Pendant des années, un bus de supporters – financé par le club – partait des villages de réfugiés près de la frontière du Haut-Karabakh en direction de Bakou, parcourant les sept heures de route pour assister aux matchs « à domicile » de l’équipe. Jusqu’à ce qu’en 2009, la fédération azerbaïdjanaise autorise le club à jouer au Guzanli Complexe Stade Olympique, dans le district d’Ağdam, à six kilomètres de la ville fantôme. Cela n’a pas duré longtemps : sans Internet, ni d’hôtel digne de ce nom, des joueurs obligés de dormir dans des chambres à trois dans un immeuble délabré près du stade, entre couvertures sales et quantité d’eau chaude insuffisante pour prendre une douche. Impossible de continuer dans ces conditions pour une équipe devenue ambitieuse avec des nombreux joueurs étrangers (dont un Français depuis 2018, Abdellah Zoubir).

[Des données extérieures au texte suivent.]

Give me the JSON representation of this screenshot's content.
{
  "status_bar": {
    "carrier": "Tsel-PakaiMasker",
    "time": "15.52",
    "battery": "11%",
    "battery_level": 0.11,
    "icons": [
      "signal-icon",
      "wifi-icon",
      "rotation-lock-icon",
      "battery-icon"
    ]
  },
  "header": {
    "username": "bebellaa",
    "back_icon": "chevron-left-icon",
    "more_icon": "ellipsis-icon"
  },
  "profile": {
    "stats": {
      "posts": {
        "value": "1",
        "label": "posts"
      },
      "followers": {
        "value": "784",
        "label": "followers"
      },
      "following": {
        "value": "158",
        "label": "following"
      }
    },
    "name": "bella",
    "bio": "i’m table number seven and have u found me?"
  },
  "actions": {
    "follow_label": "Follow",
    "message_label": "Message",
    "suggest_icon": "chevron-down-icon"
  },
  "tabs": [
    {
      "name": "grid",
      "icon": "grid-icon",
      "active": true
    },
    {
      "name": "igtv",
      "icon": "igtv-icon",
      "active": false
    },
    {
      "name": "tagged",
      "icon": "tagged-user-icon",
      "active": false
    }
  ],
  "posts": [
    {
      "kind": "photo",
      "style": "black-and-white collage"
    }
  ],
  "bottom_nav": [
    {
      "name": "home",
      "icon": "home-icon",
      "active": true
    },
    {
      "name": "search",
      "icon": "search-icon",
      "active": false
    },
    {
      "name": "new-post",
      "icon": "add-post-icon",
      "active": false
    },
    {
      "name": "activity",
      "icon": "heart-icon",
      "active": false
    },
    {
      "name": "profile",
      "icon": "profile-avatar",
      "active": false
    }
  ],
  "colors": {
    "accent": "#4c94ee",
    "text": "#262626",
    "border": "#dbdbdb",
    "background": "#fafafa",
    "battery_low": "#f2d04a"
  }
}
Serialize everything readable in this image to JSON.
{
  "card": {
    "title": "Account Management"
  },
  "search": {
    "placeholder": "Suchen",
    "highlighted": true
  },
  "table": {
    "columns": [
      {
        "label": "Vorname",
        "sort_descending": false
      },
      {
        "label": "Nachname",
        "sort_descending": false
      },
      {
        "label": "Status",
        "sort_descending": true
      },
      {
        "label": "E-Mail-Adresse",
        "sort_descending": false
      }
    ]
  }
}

Coupe d’Europe et incidents
Depuis une décennie, Qarabag s’est fait sportivement un nom en Europe. Le club se qualifie régulièrement pour les compétitions UEFA. Dernier exploit en date qui n’en est plus vraiment un : une raclée 3-0 infligée au Legia Varsovie ce jeudi 1er octobre lui offrant un accès à la phase de poules de l’Europa League. Les Azéris croiseront la route notamment de Villarreal. Un adversaire de taille mais Qarabag en a déjà affronté d’autres dans son histoire. Telle la Roma en 2017. Les quelques supporters visiteurs en parcage au Stadio Olimpico avaient alors profité de l’exposition médiatique pour déployer un tifo aux couleurs du drapeau national. Un message évidemment politique.
Mais l’année dernière, ce sont les Azéris qui ont subi un incident du même genre. Le 4 octobre 2019, le club luxembourgeois de Dudelange reçoit le FK Qarabag : à la demi-heure de jeu, alors que les unionistes mènent 2-0, un drone apparaît dans le ciel du stade Josy-Barthel, affichant le drapeau indépendantiste de la région du Haut-Karabagh. L’oeuvre est signée d’un groupe d’activistes belges, le First Armenian Front. De quoi déclencher la fureur du club visiteur qui n’hésitera pas à lancer sur les réseaux sociaux : “Le Karabagh est l’une des régions historiques de l’Azerbaïdjan ». Nul doute que le regain de tensions dans la région risque de favoriser de nouveaux incidents autour du clivant FK Qarabag.